Roger Machado ainda contextualizou a falta de negros no alto escalão do futebol com a história mal resolvida do país diante das consequências da escravatura e da colonização. “A bem da verdade é que 10 milhões de indivíduos foram escravizados. Mais de 25 gerações. Passou pelo Brasil Colônia, pelo Império e só mascarou no Brasil República. Esses casos que vêm aumentado agora, de feminicídio, homofobia e preconceito racial, mostram que a estrutura social é racista. Ela sempre foi racista.”

No desfecho de seu tocante relato, Roger criticou correntes que apontam para uma ideia de racismo às avessas, como se os negros fossem culpados por questionar os padrões racistas que os afligem. “Nós temos um sistema de crenças e regras que é estabelecido pelo poder: o poder do Estado, o poder da Igreja, o poder das comunicações. Quando esses poderes não enxergam ou não querem assumir que o racismo existiu e não querem fazer uma correção nesse curso, muitas vezes dizem que estamos nos vitimizando, ou que há um racismo reverso. É por isso que o futebol, diferentemente de outras áreas da nossa sociedade, nos torna um pouco mais brancos. E faz com que sejamos bem aceitos.”
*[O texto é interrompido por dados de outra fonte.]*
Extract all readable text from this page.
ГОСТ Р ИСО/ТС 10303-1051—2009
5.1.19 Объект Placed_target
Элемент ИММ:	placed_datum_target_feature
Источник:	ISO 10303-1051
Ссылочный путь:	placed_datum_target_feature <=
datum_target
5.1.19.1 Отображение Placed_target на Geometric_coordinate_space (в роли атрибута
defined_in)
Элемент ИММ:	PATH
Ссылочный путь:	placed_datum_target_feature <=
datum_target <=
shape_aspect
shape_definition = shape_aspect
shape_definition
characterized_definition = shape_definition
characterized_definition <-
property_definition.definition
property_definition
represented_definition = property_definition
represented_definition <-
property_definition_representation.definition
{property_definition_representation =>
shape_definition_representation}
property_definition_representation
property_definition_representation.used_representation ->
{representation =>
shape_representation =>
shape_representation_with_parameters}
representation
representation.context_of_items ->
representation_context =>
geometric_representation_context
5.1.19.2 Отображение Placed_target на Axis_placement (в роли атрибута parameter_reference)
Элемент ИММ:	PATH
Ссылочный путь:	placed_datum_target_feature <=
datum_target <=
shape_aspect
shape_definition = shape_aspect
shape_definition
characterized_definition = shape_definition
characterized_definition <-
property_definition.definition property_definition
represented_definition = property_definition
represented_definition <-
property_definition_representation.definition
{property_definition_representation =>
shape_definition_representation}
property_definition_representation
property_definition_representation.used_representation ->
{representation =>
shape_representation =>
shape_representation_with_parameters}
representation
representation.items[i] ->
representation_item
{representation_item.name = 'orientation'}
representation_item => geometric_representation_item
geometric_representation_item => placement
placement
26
Marcelo Carvalho, pesquisador e mentor do Observatório da Discriminação Racial no Futebol, se emocionou ao comentar a satisfação de ver o encontro entre os dois treinadores, vestindo a camisa da única organização que se dedica a estudar o preconceito no ambiente do esporte. “Não tenho palavras pelo que aconteceu. E a emoção foi completa pela entrevista coletiva do Roger. Que sigamos na luta e que outras vozes se levantem.”